- Cover art by Geof Darrow.

Publication information
- Publisher: Legend (Dark Horse Comics)
- Format: Limited series
- Genre: Science fiction;
- Publication date: July – August 1995
- No. of issues: 2

Creative team
- Written by: Frank Miller
- Artist: Geof Darrow

= The Big Guy and Rusty the Boy Robot =

1995 comic book miniseries

The Big Guy and Rusty the Boy Robot is a 1995 comic book written by Frank Miller, drawn by Geof Darrow and published by Dark Horse Comics. The comic book was adapted into an animated TV series of the same name.

==Overview==
After appearing in various comic book pin-up and poster pages, the Big Guy first appeared without Rusty in issues #6 and 7 of Mike Allred's Madman Comics, which was part of Dark Horse Comics' now defunct Legend imprint.

The property graduated to its own series, a large format two-issue mini-series in 1995, written by Frank Miller and illustrated by Geof Darrow. The story revolves around an attack on Tokyo by a giant reptilian creature that is originated in an experiment gone wrong, and the failure of the newly commissioned Rusty the Boy Robot to stop the threat. Subsequently, Japan requested help from the U.S. Armed Forces, whose ultimate defense, the robot Big Guy, launches from his air carrier base and uses his awesome arsenal and good old-fashioned American know-how to save the day.

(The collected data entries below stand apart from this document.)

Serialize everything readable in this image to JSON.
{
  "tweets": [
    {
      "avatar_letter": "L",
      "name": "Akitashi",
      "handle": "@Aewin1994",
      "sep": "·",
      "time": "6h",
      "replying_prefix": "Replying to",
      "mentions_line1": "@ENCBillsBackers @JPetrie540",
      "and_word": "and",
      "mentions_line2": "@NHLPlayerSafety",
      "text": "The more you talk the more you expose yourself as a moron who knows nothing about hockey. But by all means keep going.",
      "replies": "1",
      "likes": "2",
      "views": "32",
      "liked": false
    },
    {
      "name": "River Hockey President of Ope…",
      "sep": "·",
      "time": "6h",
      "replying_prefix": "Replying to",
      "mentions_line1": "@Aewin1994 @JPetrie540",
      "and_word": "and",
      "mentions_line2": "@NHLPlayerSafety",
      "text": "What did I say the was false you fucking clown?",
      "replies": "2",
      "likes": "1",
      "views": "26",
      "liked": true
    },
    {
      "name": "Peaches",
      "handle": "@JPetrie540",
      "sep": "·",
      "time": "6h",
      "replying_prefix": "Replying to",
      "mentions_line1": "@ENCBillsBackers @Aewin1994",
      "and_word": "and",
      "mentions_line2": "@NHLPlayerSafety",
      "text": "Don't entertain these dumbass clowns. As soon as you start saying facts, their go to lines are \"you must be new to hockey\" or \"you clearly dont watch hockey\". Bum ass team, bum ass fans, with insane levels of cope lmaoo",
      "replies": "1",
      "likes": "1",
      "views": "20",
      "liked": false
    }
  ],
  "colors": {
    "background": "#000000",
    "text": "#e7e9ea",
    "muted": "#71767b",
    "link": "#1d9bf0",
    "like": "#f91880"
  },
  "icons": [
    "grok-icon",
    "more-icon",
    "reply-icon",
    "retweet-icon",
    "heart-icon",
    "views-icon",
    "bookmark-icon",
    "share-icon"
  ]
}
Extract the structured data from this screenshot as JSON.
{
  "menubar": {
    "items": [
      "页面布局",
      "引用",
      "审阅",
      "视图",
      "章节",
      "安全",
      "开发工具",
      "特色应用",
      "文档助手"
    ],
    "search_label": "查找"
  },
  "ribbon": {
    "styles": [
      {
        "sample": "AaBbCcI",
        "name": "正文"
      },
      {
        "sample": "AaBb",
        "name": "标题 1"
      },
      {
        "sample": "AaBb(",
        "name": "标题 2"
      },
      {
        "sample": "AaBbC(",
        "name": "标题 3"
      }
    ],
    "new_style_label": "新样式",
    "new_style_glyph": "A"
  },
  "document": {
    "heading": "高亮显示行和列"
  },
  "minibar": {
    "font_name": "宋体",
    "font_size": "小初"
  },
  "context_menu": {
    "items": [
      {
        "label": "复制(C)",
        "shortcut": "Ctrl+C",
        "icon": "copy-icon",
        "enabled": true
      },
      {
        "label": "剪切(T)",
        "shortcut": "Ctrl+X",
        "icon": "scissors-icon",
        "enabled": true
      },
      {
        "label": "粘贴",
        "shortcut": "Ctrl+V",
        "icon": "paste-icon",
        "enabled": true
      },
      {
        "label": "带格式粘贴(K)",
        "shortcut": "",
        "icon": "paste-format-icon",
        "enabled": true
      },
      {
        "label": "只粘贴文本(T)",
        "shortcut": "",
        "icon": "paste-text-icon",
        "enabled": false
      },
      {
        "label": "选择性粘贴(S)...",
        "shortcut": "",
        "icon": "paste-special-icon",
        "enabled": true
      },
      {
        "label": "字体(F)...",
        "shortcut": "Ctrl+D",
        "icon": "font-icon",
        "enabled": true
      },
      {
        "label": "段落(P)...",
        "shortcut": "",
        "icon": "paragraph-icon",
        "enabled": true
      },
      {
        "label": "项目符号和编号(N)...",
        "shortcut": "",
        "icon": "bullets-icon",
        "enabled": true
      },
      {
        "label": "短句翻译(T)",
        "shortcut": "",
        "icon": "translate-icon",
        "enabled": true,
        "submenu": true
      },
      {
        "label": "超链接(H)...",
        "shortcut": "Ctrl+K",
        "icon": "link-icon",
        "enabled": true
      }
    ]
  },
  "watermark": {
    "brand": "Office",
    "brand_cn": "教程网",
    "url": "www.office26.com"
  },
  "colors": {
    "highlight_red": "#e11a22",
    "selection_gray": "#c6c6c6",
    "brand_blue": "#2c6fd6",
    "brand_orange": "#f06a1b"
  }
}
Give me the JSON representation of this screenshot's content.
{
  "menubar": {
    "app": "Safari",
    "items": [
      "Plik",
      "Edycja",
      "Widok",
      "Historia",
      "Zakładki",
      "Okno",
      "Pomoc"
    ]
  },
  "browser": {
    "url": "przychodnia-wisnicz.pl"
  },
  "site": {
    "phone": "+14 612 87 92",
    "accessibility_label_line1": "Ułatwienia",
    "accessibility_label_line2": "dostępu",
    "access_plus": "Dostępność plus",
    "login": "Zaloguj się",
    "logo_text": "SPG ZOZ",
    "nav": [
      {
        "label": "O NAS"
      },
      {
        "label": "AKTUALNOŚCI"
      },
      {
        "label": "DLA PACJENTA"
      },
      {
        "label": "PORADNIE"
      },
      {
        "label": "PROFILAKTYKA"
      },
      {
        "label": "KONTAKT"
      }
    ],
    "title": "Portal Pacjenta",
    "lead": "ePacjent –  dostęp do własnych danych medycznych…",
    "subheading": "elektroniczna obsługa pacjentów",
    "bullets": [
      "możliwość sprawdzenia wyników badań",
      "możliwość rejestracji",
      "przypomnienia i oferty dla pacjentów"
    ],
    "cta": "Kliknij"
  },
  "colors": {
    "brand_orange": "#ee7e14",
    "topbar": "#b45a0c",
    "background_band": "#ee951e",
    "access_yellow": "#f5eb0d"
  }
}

Big Guy also makes an appearance in Frank Miller and Dave Gibbons' Martha Washington Stranded in Space and cameo appearances in the last Sin City book, Sin City: Hell and Back.

==Adaptation==

A two-season television adaptation, featuring the voices of Pamela Segall, Jonathan David Cook, Gabrielle Carteris, Stephen Root, Kathy Kinney, Kevin Michael Richardson, M. Emmet Walsh, and R. Lee Ermey, aired on the Fox Kids Network for 26 episodes from September 18, 1999 to March 5, 2001.